The storage medium mentioned above may be a read-only memory, a magnetic or optical disk, etc.

In the description herein, reference to the description of the term "one embodiment," "some embodiments," "an example," "a specific example," or "some examples," etc., means that a particular feature, structure, material, or characteristic described in connection with the embodiment or example is included in at least one embodiment or example of the application. In this specification, the schematic representations of the terms used above do not necessarily refer to the same embodiment or example. Furthermore, the particular features, structures, materials, or characteristics described may be combined in any suitable manner in any one or more embodiments or examples.

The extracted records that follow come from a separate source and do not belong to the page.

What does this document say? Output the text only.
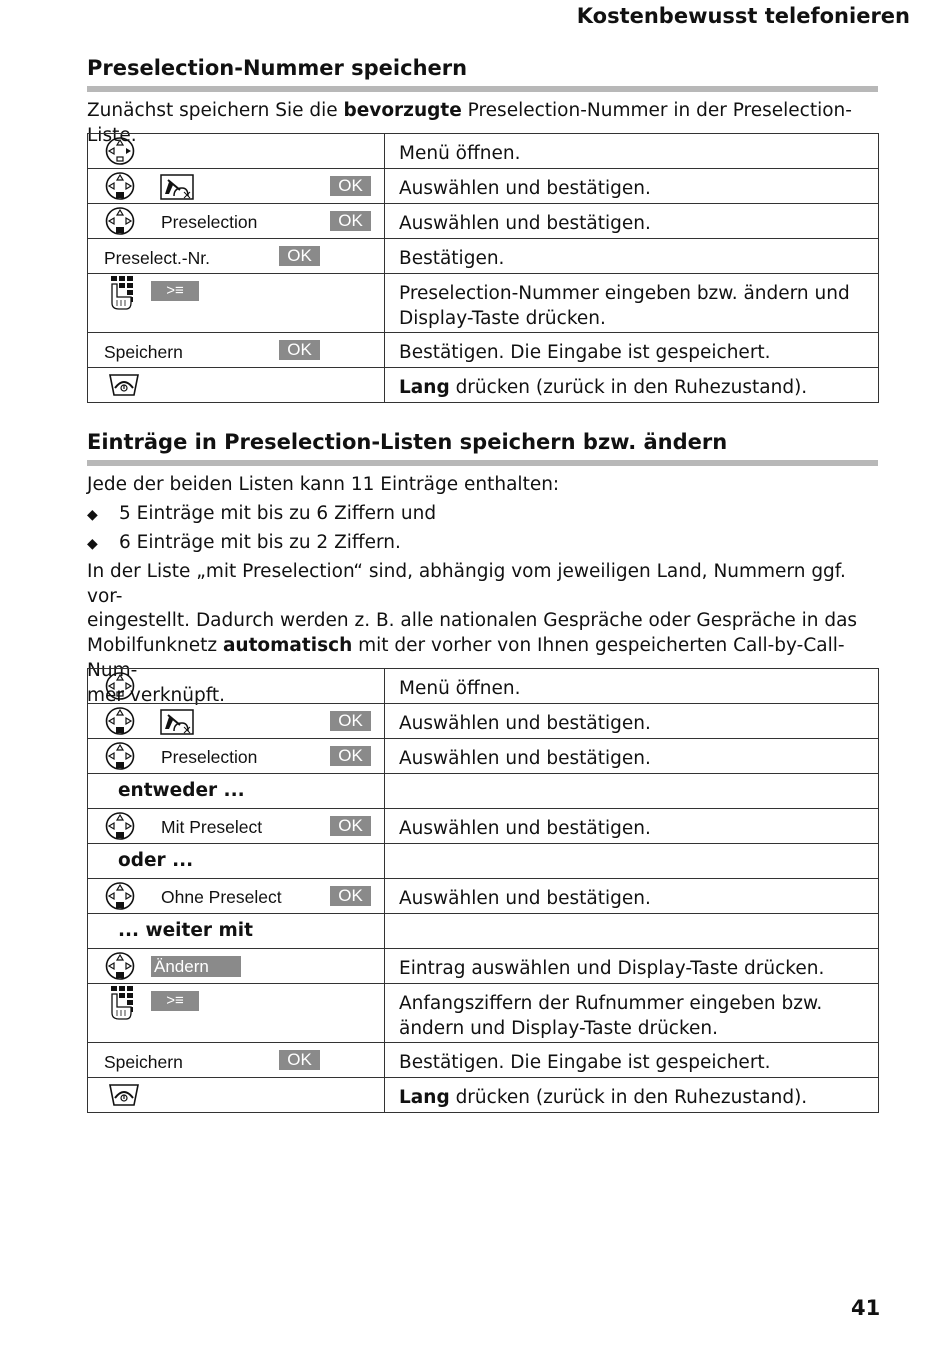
Kostenbewusst telefonieren
Preselection-Nummer speichern
Zunächst speichern Sie die bevorzugte Preselection-Nummer in der Preselection-Liste.
	Menü öffnen.

OK	Auswählen und bestätigen.

Preselection OK	Auswählen und bestätigen.

Preselect.-Nr. OK	Bestätigen.

>≡	Preselection-Nummer eingeben bzw. ändern und Display-Taste drücken.

Speichern OK	Bestätigen. Die Eingabe ist gespeichert.

	Lang drücken (zurück in den Ruhezustand).
Einträge in Preselection-Listen speichern bzw. ändern
Jede der beiden Listen kann 11 Einträge enthalten:
◆ 5 Einträge mit bis zu 6 Ziffern und
◆ 6 Einträge mit bis zu 2 Ziffern.
In der Liste „mit Preselection“ sind, abhängig vom jeweiligen Land, Nummern ggf. vor-
eingestellt. Dadurch werden z. B. alle nationalen Gespräche oder Gespräche in das
Mobilfunknetz automatisch mit der vorher von Ihnen gespeicherten Call-by-Call-Num-
mer verknüpft.
		Menü öffnen.

OK	Auswählen und bestätigen.

Preselection OK	Auswählen und bestätigen.

entweder ...	

Mit Preselect OK	Auswählen und bestätigen.

oder ...	

Ohne Preselect OK	Auswählen und bestätigen.

... weiter mit	

Ändern	Eintrag auswählen und Display-Taste drücken.

>≡	Anfangsziffern der Rufnummer eingeben bzw. ändern und Display-Taste drücken.

Speichern OK	Bestätigen. Die Eingabe ist gespeichert.

	Lang drücken (zurück in den Ruhezustand).
41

Although embodiments of the present application have been shown and described above, it is understood that the above embodiments are exemplary and should not be construed as limiting the present application, and that variations, modifications, substitutions and alterations may be made to the above embodiments by those of ordinary skill in the art within the scope of the present application.

Claims

1. A method for tower heliostat dispatch safe aisles, the method comprising:

setting the setting position coordinates Pos _1[ U ], [ V ], [ W ] of the heliostat]The central coordinates R0, h of the heat absorber _rec ]Height h of the top of the column _tower ；

The heliostat adopts double standby points and divides the double standby points into a main priority standby point and a sub-optimal priority standby point, and the double standby points are positioned on the same standby ring, so that: main priority backup Point Pos _2[ x ] ₂ ,y ₂ ,h _rec ]The second priority backup point Pos _5[ x ] ₅ ,y ₅ ,h _rec ]；

Wherein U represents an x-axis coordinate of a location where the heliostat is installed, V represents a y-axis coordinate of the location where the heliostat is installed, W represents a z-axis coordinate of the location where the heliostat is installed, hrec represents a z-axis coordinate of the center of the heat absorber, and x ₂ X-axis coordinate, y, representing primary priority alternate points ₂ Y-axis coordinate, x, representing primary priority alternate points ₅ X-axis coordinate, y, representing secure channel process point Pos _4 ₅ Y-axis coordinates representing a safe channel process point Pos _ 4;

forming a safe channel of the heliostat between a secondary priority standby point and a setting position by using the execution sequence of Pos _5, pos _4, pos _3 to Pos _ 1;

the heliostat enters and exits the heat absorber, and a virtual standby point arranged near the heat absorber is taken as a standby point, and the two standby points are respectively arranged on two sides of the heat absorber to form the double standby points;

the main priority standby point meets the condition that a reflection light spot does not pass through a heat absorption tower in the process that the heliostat moves from the installation position to the main priority standby point, and the heliostat does not need a safety channel between the main priority standby point and the installation position; the other standby point is a second-priority standby point;

the installation position of the heliostat is a preset posture of the heliostat during non-operation and optical safety or a preset posture of the heliostat during strong wind for wind shielding installation.

2. The method for scheduling the safe passage for the tower-type heliostat according to claim 1, wherein a forbidden zone mathematical model is established according to the inaccessible area of the reflection light spot of the heliostat around the heat absorption tower and the power generation island in the scheduling process, and the range of the standby ring is larger than the range of the corresponding forbidden zone mathematical model.